God is so good. Amen, right? Through the stress of job hunting and interviews God has been working in amazing ways. I was given the opportunity to fly down to Florida to spend two weeks with my best friend and her family. I'm humbled by the Lord's provision and the Benner's open door, welcoming me for such a long time. I loved being able to reconnect with my beloved sister and get to know her kids, one of which was born while I was in Uganda this past year. Her husband and I have the same personality and sense of humor which also makes for a good time. All in all, I'm blessed.
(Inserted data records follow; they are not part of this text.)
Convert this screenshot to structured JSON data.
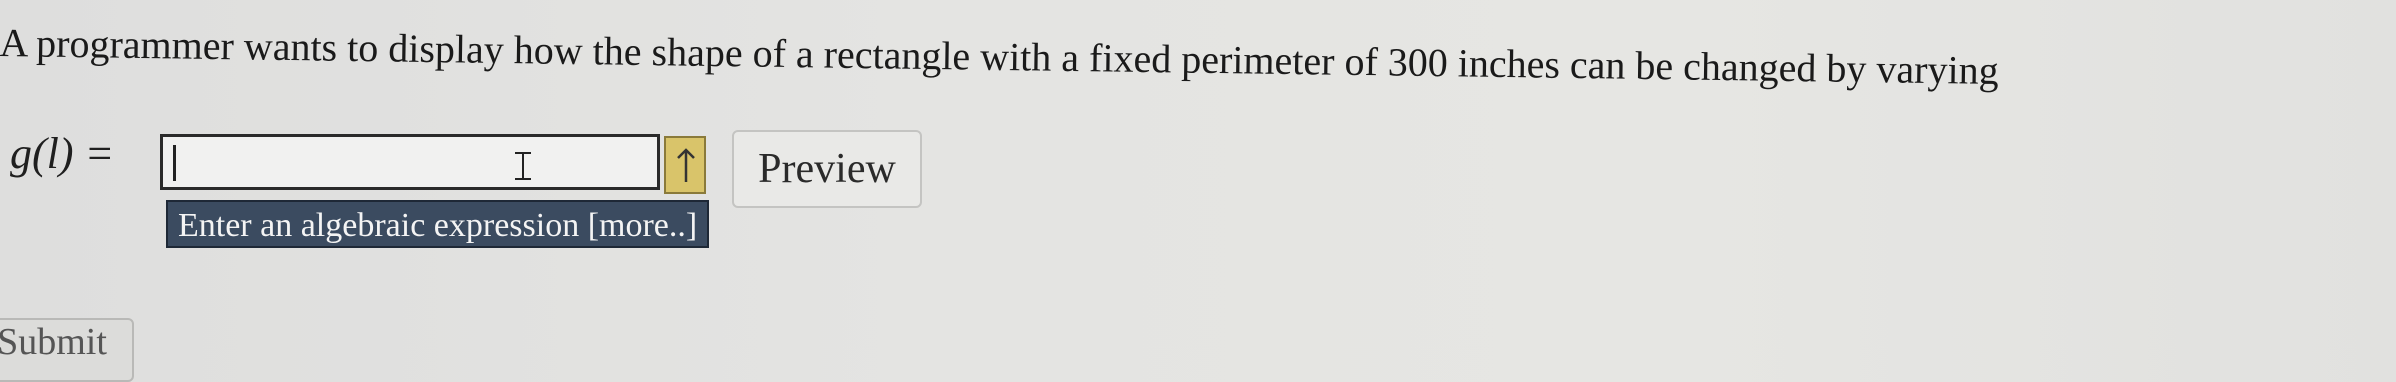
{
  "question": {
    "text": "A programmer wants to display how the shape of a rectangle with a fixed perimeter of 300 inches can be changed by varying"
  },
  "answer": {
    "label": "g(l) =",
    "value": "",
    "tooltip": "Enter an algebraic expression [more..]"
  },
  "buttons": {
    "preview_label": "Preview",
    "submit_label": "Submit"
  },
  "icons": {
    "ibeam": "text-cursor-icon",
    "hint": "up-arrow-icon"
  },
  "colors": {
    "tooltip_bg": "#3b4b60",
    "hint_tab": "#d9c46a"
  }
}
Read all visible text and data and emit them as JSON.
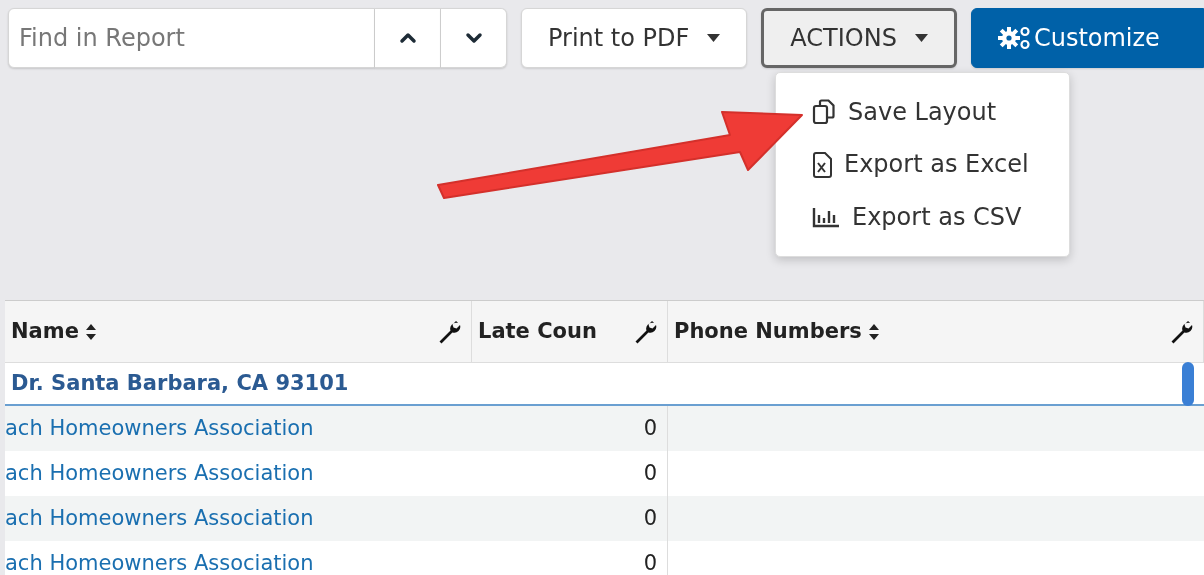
{
  "search": {
    "placeholder": "Find in Report"
  },
  "toolbar": [
    {
      "label": "Print to PDF",
      "kind": "dropdown",
      "expanded": false
    },
    {
      "label": "ACTIONS",
      "kind": "dropdown",
      "expanded": true
    },
    {
      "label": "Customize",
      "kind": "primary"
    }
  ],
  "menu": {
    "items": [
      {
        "label": "Save Layout"
      },
      {
        "label": "Export as Excel"
      },
      {
        "label": "Export as CSV"
      }
    ]
  },
  "table": {
    "columns": [
      {
        "label": "Name",
        "sortable": true
      },
      {
        "label": "Late Coun",
        "sortable": false
      },
      {
        "label": "Phone Numbers",
        "sortable": true
      }
    ],
    "group": "Dr. Santa Barbara, CA 93101",
    "rows": [
      {
        "name": "ach Homeowners Association",
        "late_count": "0"
      },
      {
        "name": "ach Homeowners Association",
        "late_count": "0"
      },
      {
        "name": "ach Homeowners Association",
        "late_count": "0"
      },
      {
        "name": "ach Homeowners Association",
        "late_count": "0"
      }
    ]
  }
}
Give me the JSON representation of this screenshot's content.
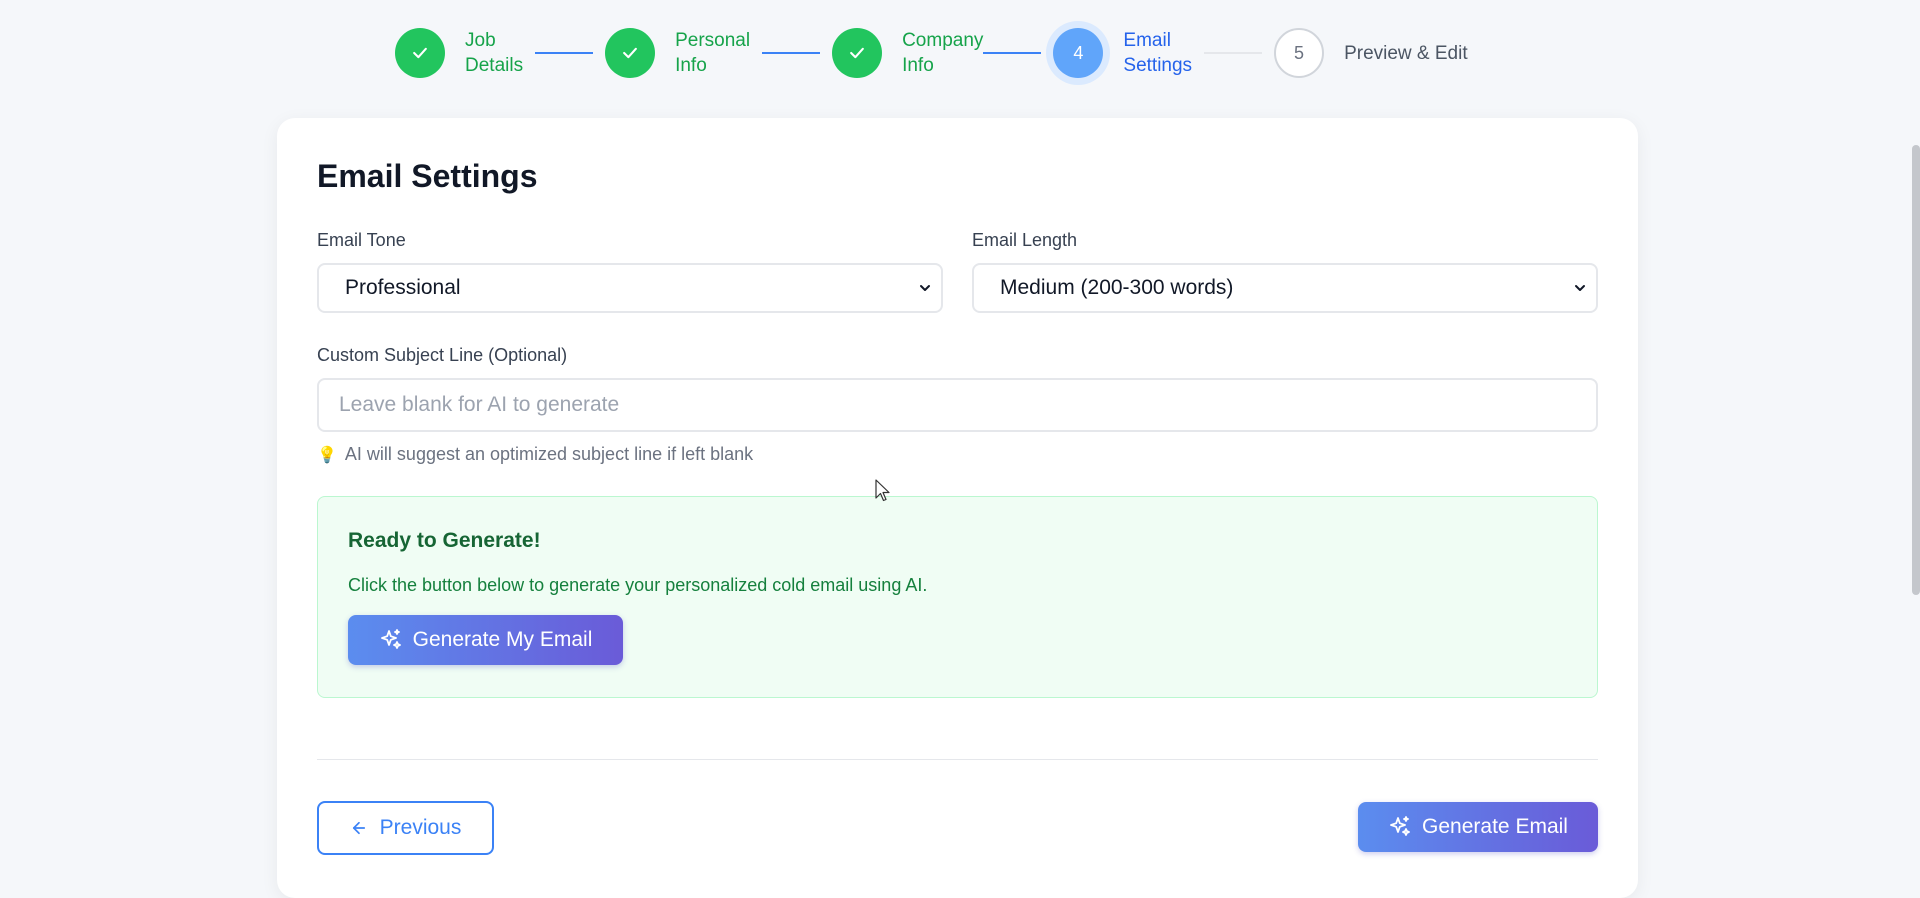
{
  "stepper": {
    "steps": [
      {
        "label_line1": "Job",
        "label_line2": "Details",
        "state": "done"
      },
      {
        "label_line1": "Personal",
        "label_line2": "Info",
        "state": "done"
      },
      {
        "label_line1": "Company",
        "label_line2": "Info",
        "state": "done"
      },
      {
        "number": "4",
        "label_line1": "Email",
        "label_line2": "Settings",
        "state": "active"
      },
      {
        "number": "5",
        "label_line1": "Preview & Edit",
        "label_line2": "",
        "state": "todo"
      }
    ]
  },
  "form": {
    "title": "Email Settings",
    "tone_label": "Email Tone",
    "tone_value": "Professional",
    "length_label": "Email Length",
    "length_value": "Medium (200-300 words)",
    "subject_label": "Custom Subject Line (Optional)",
    "subject_placeholder": "Leave blank for AI to generate",
    "subject_hint": "AI will suggest an optimized subject line if left blank"
  },
  "ready": {
    "title": "Ready to Generate!",
    "text": "Click the button below to generate your personalized cold email using AI.",
    "button": "Generate My Email"
  },
  "nav": {
    "previous": "Previous",
    "generate": "Generate Email"
  },
  "colors": {
    "done": "#22c55e",
    "active": "#60a5fa",
    "accent": "#3b82f6",
    "gradient_start": "#5b8def",
    "gradient_end": "#6a5bd8"
  }
}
Living in Florida has it's perks... namely, the beach. We were able to go 3 times to 3 different beaches. We were also able to go to Disney's Animal Kingdom (for free, PTL) which was a blessing because I've never gone to that park and also because the Africa section made my heart leap for joy. It may sound a bit silly, but just walking down the road and through the "village" (modeled after Mombasa, Kenya) and seeing everything written in Swahili brought tears to my eyes. I loved being able to read and understand so much of the language... I also loved how authentic Disney tried to make it. The safari we went on was of course a bit cheesy and the animals don't just roam free, but it felt so good to be in (fake) Africa. I wandered in and out of the shops and saw some of the same type of items I bought buy in the markets in Kampala, although obviously I got a better price over there. It was odd to get so emotional considering I was at a Disney theme park, but with half of my heart still residing across the world I guess it's understandable.
Even though I long to be in Africa, I'm learning to be content with where I'm at right now. I've mentioned many times the fact that I'm sick of not having a job, car, or money. It's more complaining than mentioning, to be honest with you. I've realized that through my complaining I'm not honoring the ways that the Lord is indeed providing. I have not gone a day without food, clothing, or shelter thanks to my friends and family... all of whom I've seen Christ in whether they recognize Him or not. People have made and continue to make selfless sacrifices in providing for me. While it may be embarrassing for me at times, it's how the Church is supposed to work. We're supposed to be holding each other up and encouraging one another. Praise God for family and friends who have done that.
The other day when I was flying home from Florida I had my iPod on and I was listening to some beautiful worship music and trying to process everything God had taught me during my time there. We took off into dark, cloudy skies and the first 10 minutes of the flight were pretty shaky. However, when we broke through the clouds and the sun pierced the plane, all was quiet and calm. A thick blanket of clouds covered the ground below, but the sky above was bright and warm. It was beautiful. Now, I've flown on plenty airplanes to plenty different states and countries. I've flown in great conditions and I've flown in terrible conditions, causing the flight to be rerouted before the wind entirely took control of the plane. I've always loved flying above the clouds, but it wasn't until this past flight that I thought about the fact that every single day has the potential to be sunny. There has never been a day in my life time when the sun has ceased shining. Even when clouds make it impossible to see the sun and feel it's warmth, it's there doing it's job as always.
This isn't shocking, new information to anyone... at least I hope it's not. But it got me thinking about my role in furthering the Kingdom. Being a Christian and fulfilling the Great Commission doesn't include sulking because of what I don't have. It's a lifestyle. So if I'm truly working to further the Kingdom, than this no money, no car, no job thing doesn't matter. I have everything I need to work for God because I have Christ. My prayer for myself and for the Church is that we would ignore what we don't have or what we do have (and what we think we need) and just work. Just keep moving forward and spreading the Gospel no matter where we're at or what we do. If you've got a full time job, good for you. Are you still working to further the Kingdom? If your life is full of different programs and you're insanely busy, are you still taking the time to preach the Gospel? Are you still walking with Christ in spite of what you do and don't have? If you're not working for the Kingdom, what are you working for?
God's Kingdom will be furthered whether I'm involved or not... just like the sun will shine with or without the clouds. I want to live above the clouds, I want to be doing Kingdom work.